A positive selection scheme is described that selects for thiamine transporter clones. The scheme is based on the rescue of lethality, under non-permissive conditions, of Saccharomyces cerevisiae strains that are conditional for thiamine biosynthesis and are defective in thiamine transport. Transport defective strains were generated by selection for resistance to the lethal thiamine analog, pyrithiamine. Pyrithiamine resistance was shown to be a recessive, single gene trait that resulted from the mutation of the thiamine transporter gene, as suggested by previous work. Conditional thiamine biosynthesis was generated by cloning THI4, a thiamine biosynthetic gene, into a URA3 containing plasmid and transforming a strain disrupted in THI4. Thus, plating on 5-fluoroorotic acid causes the loss of thiamine synthesis ability.
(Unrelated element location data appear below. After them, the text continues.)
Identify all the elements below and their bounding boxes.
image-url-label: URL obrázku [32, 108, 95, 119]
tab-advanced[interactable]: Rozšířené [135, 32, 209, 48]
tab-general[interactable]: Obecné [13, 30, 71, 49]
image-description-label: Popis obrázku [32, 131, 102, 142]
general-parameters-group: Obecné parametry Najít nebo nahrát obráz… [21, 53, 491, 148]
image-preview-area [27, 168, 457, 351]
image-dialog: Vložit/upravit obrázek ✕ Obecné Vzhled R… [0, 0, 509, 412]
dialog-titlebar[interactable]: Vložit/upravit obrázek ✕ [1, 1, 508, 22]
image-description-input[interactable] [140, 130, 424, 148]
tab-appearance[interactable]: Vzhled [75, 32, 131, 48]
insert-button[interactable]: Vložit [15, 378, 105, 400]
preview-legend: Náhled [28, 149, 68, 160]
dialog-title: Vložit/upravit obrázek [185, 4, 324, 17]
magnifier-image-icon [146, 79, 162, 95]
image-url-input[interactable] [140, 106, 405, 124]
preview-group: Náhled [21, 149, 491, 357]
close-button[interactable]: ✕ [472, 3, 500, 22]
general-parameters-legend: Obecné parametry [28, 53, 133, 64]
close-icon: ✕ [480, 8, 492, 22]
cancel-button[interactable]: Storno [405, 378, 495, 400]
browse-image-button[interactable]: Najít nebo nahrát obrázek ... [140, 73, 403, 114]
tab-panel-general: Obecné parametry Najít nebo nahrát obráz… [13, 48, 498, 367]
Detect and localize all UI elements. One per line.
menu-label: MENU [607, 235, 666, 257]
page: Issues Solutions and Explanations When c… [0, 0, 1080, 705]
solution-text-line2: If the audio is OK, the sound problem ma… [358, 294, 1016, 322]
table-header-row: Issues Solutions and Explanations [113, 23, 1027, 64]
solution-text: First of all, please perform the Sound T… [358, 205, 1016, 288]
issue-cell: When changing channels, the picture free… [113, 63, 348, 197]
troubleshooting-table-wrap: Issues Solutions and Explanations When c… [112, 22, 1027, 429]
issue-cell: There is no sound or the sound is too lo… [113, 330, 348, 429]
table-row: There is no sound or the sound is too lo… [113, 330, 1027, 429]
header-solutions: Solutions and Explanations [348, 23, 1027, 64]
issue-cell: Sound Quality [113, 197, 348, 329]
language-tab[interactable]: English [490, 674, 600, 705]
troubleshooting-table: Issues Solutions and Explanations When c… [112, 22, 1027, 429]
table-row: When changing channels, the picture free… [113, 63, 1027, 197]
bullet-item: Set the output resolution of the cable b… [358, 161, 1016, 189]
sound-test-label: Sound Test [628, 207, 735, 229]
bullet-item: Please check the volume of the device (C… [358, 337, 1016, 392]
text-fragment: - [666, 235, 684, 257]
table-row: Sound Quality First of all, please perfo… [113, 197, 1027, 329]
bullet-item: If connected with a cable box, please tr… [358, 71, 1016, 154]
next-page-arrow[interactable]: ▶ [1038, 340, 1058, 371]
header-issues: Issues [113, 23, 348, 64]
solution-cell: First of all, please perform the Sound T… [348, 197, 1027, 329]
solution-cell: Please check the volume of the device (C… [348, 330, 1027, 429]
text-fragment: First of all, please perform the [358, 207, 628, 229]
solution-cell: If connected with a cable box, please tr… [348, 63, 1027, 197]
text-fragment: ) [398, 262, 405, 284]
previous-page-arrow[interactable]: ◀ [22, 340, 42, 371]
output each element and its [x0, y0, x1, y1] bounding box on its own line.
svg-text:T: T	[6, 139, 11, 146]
The gene for the yeast thiamine transporter, THI7, was cloned using this scheme. The predicted 598 amino acid transporter is a member of the major facilitator superfamily of transporters and thus possesses 12 transmembrane spanning segments with amino and carboxy termini intracellularly located. Several alterations in the coding region were characterized that result in greatly reduced ability to transport thiamine. The level of transporter mRNA was found to be rapidly and dramatically reduced by the addition of thiamine to the growth medium.